Home Cinema Kubrick e Beethoven, un matrimonio celebrato all’Inferno.

Kubrick e Beethoven, un matrimonio celebrato all’Inferno.

Stanely Kubrick è ormai universalmente (e giustamente) riconosciuto come uno dei cineasti più influenti del XX secolo. Si è già parlato tanto della sua fredda genialità, della sua meticolosità quasi ossessiva per i dettagli e della portata innovativa del suo cinema. Ma c’è un aspetto della sua arte che viene spesso trascurato. E non ci stiamo riferendo a un qualche film o personaggio in particolare della sua filmografia, ma della componente musicale delle sue opere.

Per Kubrick infatti, la musica non è solo un background

Al contrario, ha tutti i lineamenti di un vero e proprio personaggio complesso, che interpreta un certo ruolo, che influenza gli altri personaggi, che altera le nostre percezioni. E il ruolo della musica, in particolare in Arancia Meccanica, rivela molto della peculiare natura del pensiero politico e morale di Kubrick. Durante la visione sappiamo esattamente come si sente Alex, legato su quella sedia, durante il trattamento del governo, perché nella prima parte del film siamo stati sottoposti allo stesso trattamento.

Abbiamo assistito agli atti di violenza gratuita di Alex e dei suoi Drughi con musica classica in sottofondo, ed ora proviamo inevitabilmente empatia nei suoi confronti. Le sequenze usate dal governo come lavaggio del cervello sono accompagnate dalla Nona Sinfonia di Beethoven, la composizione preferita del protagonista. Al termine del condizionamento, il suo senso di nausea e malessere sarà associato non solo all’idea di violenza, ma anche al suono di quella musica.

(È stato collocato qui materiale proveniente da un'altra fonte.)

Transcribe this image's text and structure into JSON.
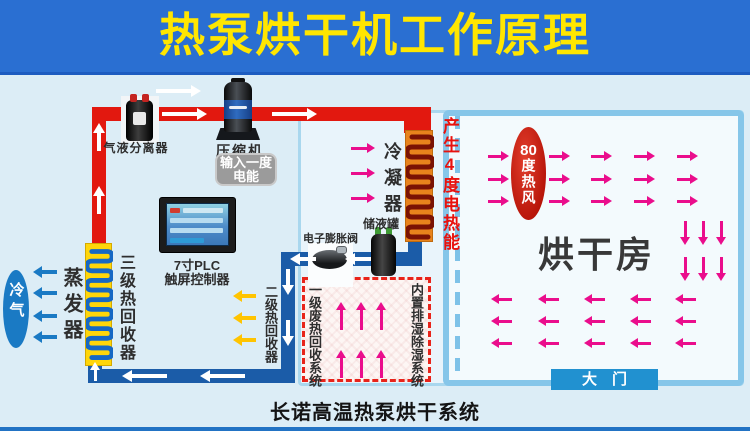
{
  "title": "热泵烘干机工作原理",
  "caption": "长诺高温热泵烘干系统",
  "labels": {
    "separator": "气液分离器",
    "compressor": "压缩机",
    "power_input": "输入一度电能",
    "plc_line1": "7寸PLC",
    "plc_line2": "触屏控制器",
    "condenser": "冷凝器",
    "heat_gain": "产生4度电热能",
    "receiver": "储液罐",
    "expansion_valve": "电子膨胀阀",
    "evaporator": "蒸发器",
    "cold_air": "冷气",
    "stage3_recovery": "三级热回收器",
    "stage2_recovery": "二级热回收器",
    "stage1_waste_recovery": "一级废热回收系统",
    "dehumidify_system": "内置排湿除湿系统",
    "hot_wind_num": "80",
    "hot_wind_text": "度热风",
    "drying_room": "烘干房",
    "door": "大　门"
  },
  "colors": {
    "title_bg": "#2a6fd2",
    "title_text": "#ffe600",
    "hot_pipe": "#e2180f",
    "liquid_pipe": "#1b5ca8",
    "condenser_body": "#e8831c",
    "evaporator_body": "#ffd60a",
    "heat_arrow": "#ea0d8c",
    "cold_arrow": "#1a7ac4",
    "stage2_arrow": "#ffc400",
    "hot_wind_oval": "#c01a0c",
    "door_bg": "#2191d0",
    "room_border": "#86c6e9",
    "waste_box_border": "#e8231a"
  },
  "flows": [
    {
      "name": "hot-gas-arrow",
      "dir": "right",
      "color": "#ffffff",
      "len": 45,
      "w": 4,
      "hw": 6,
      "hl": 10,
      "points": [
        [
          156,
          91
        ],
        [
          162,
          114
        ],
        [
          272,
          114
        ]
      ]
    },
    {
      "name": "hot-gas-up-arrow",
      "dir": "up",
      "color": "#ffffff",
      "len": 28,
      "w": 4,
      "hw": 6,
      "hl": 10,
      "points": [
        [
          99,
          123
        ],
        [
          99,
          186
        ]
      ]
    },
    {
      "name": "liquid-left-arrow",
      "dir": "left",
      "color": "#ffffff",
      "len": 26,
      "w": 4,
      "hw": 6,
      "hl": 10,
      "points": [
        [
          290,
          259
        ],
        [
          345,
          259
        ]
      ]
    },
    {
      "name": "liquid-down-arrow",
      "dir": "down",
      "color": "#ffffff",
      "len": 26,
      "w": 4,
      "hw": 6,
      "hl": 10,
      "points": [
        [
          288,
          269
        ],
        [
          288,
          320
        ]
      ]
    },
    {
      "name": "return-left-arrow",
      "dir": "left",
      "color": "#ffffff",
      "len": 45,
      "w": 4,
      "hw": 6,
      "hl": 10,
      "points": [
        [
          122,
          376
        ],
        [
          200,
          376
        ]
      ]
    },
    {
      "name": "evap-in-up-arrow",
      "dir": "up",
      "color": "#ffffff",
      "len": 19,
      "w": 3,
      "hw": 5,
      "hl": 8,
      "points": [
        [
          95,
          362
        ]
      ]
    },
    {
      "name": "condenser-heat-arrow",
      "dir": "right",
      "color": "#ea0d8c",
      "len": 24,
      "w": 3,
      "hw": 5,
      "hl": 8,
      "points": [
        [
          351,
          148
        ],
        [
          351,
          173
        ],
        [
          351,
          198
        ]
      ]
    },
    {
      "name": "waste-heat-up-arrow",
      "dir": "up",
      "color": "#ea0d8c",
      "len": 28,
      "w": 3,
      "hw": 5,
      "hl": 8,
      "points": [
        [
          341,
          302
        ],
        [
          361,
          302
        ],
        [
          381,
          302
        ],
        [
          341,
          350
        ],
        [
          361,
          350
        ],
        [
          381,
          350
        ]
      ]
    },
    {
      "name": "hot-wind-right-arrow",
      "dir": "right",
      "color": "#ea0d8c",
      "len": 21,
      "w": 3,
      "hw": 5,
      "hl": 8,
      "points": [
        [
          488,
          156
        ],
        [
          488,
          179
        ],
        [
          488,
          201
        ],
        [
          549,
          156
        ],
        [
          549,
          179
        ],
        [
          549,
          201
        ],
        [
          591,
          156
        ],
        [
          591,
          179
        ],
        [
          591,
          201
        ],
        [
          634,
          156
        ],
        [
          634,
          179
        ],
        [
          634,
          201
        ],
        [
          677,
          156
        ],
        [
          677,
          179
        ],
        [
          677,
          201
        ]
      ]
    },
    {
      "name": "hot-wind-down-arrow",
      "dir": "down",
      "color": "#ea0d8c",
      "len": 24,
      "w": 3,
      "hw": 5,
      "hl": 8,
      "points": [
        [
          685,
          221
        ],
        [
          703,
          221
        ],
        [
          721,
          221
        ],
        [
          685,
          257
        ],
        [
          703,
          257
        ],
        [
          721,
          257
        ]
      ]
    },
    {
      "name": "hot-wind-left-arrow",
      "dir": "left",
      "color": "#ea0d8c",
      "len": 21,
      "w": 3,
      "hw": 5,
      "hl": 8,
      "points": [
        [
          491,
          299
        ],
        [
          491,
          321
        ],
        [
          491,
          343
        ],
        [
          538,
          299
        ],
        [
          538,
          321
        ],
        [
          538,
          343
        ],
        [
          584,
          299
        ],
        [
          584,
          321
        ],
        [
          584,
          343
        ],
        [
          630,
          299
        ],
        [
          630,
          321
        ],
        [
          630,
          343
        ],
        [
          675,
          299
        ],
        [
          675,
          321
        ],
        [
          675,
          343
        ]
      ]
    },
    {
      "name": "stage2-recovery-arrow",
      "dir": "left",
      "color": "#ffc400",
      "len": 23,
      "w": 4,
      "hw": 6,
      "hl": 9,
      "points": [
        [
          233,
          296
        ],
        [
          233,
          318
        ],
        [
          233,
          340
        ]
      ]
    },
    {
      "name": "cold-air-arrow",
      "dir": "left",
      "color": "#1a7ac4",
      "len": 24,
      "w": 4,
      "hw": 6,
      "hl": 9,
      "points": [
        [
          33,
          272
        ],
        [
          33,
          293
        ],
        [
          33,
          316
        ],
        [
          33,
          337
        ]
      ]
    }
  ]
}
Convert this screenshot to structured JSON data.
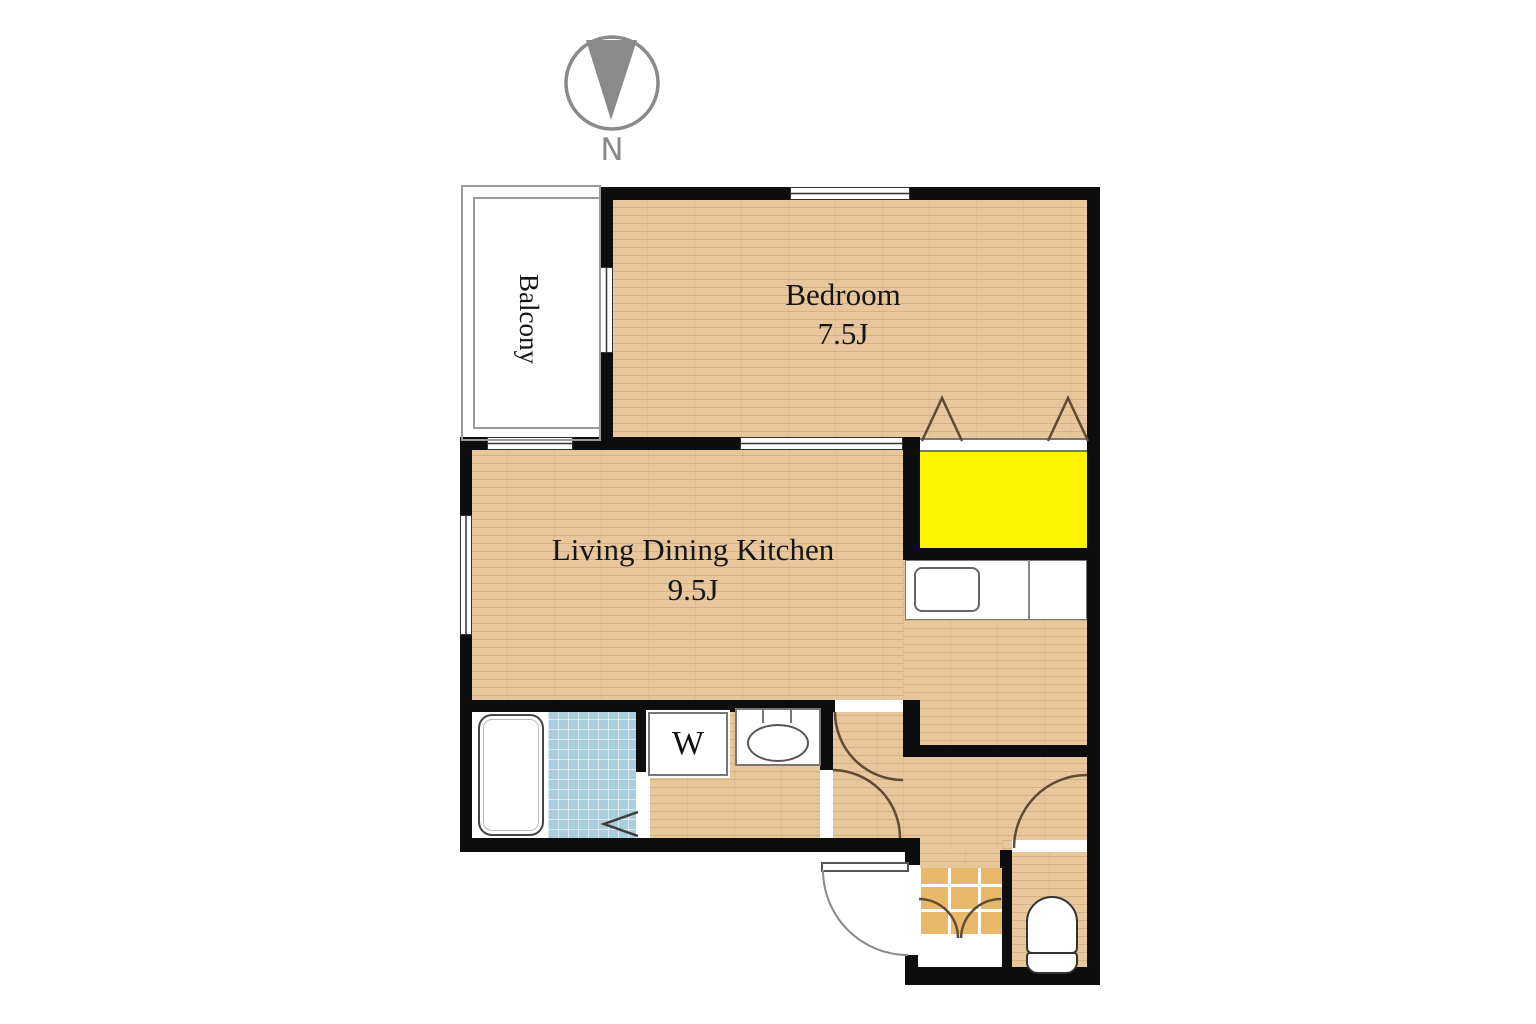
{
  "plan": {
    "compass_label": "N",
    "balcony": {
      "label": "Balcony"
    },
    "bedroom": {
      "name": "Bedroom",
      "size": "7.5J"
    },
    "ldk": {
      "name": "Living Dining Kitchen",
      "size": "9.5J"
    },
    "washer_label": "W"
  },
  "colors": {
    "wall": "#0d0d0d",
    "wood": "#e7c79b",
    "closet-yellow": "#fdf500",
    "bath-blue": "#a9cedd",
    "genkan-tile": "#e8b96a",
    "door-arc": "#5f4a33",
    "compass-gray": "#8a8a8a"
  }
}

La verità è che Kubrick ha volutamente sottoposto gli spettatori allo stesso esperimento nel corso del film. Alcune allusioni musicali sono solo scherzose, come il campanello della vittima di Alex che riprende il tema della Quinta di Beethoven. Tuttavia l’associazione di Beethoven con la violenza è inesorabile e per certi versi ossimorica. La nona sinfonia infatti, tradizionalmente considerata una celebrazione estatica di fratellanza, è inestricabilmente legata, nell’immaginario dello spettatore, al sadismo e alla sequenza dello stupro.

La musica quindi in A Clockwork Orange, così come in diversi altri film di Kubrick, non ha un ruolo marginale bensì centrale. Ed è proprio questa complessità, che lascia spazio a più chiavi interpretative, a rappresentare la massima espressione del genio di Kubrick ed a rendere A Clockwork Orange un capolavoro immortale.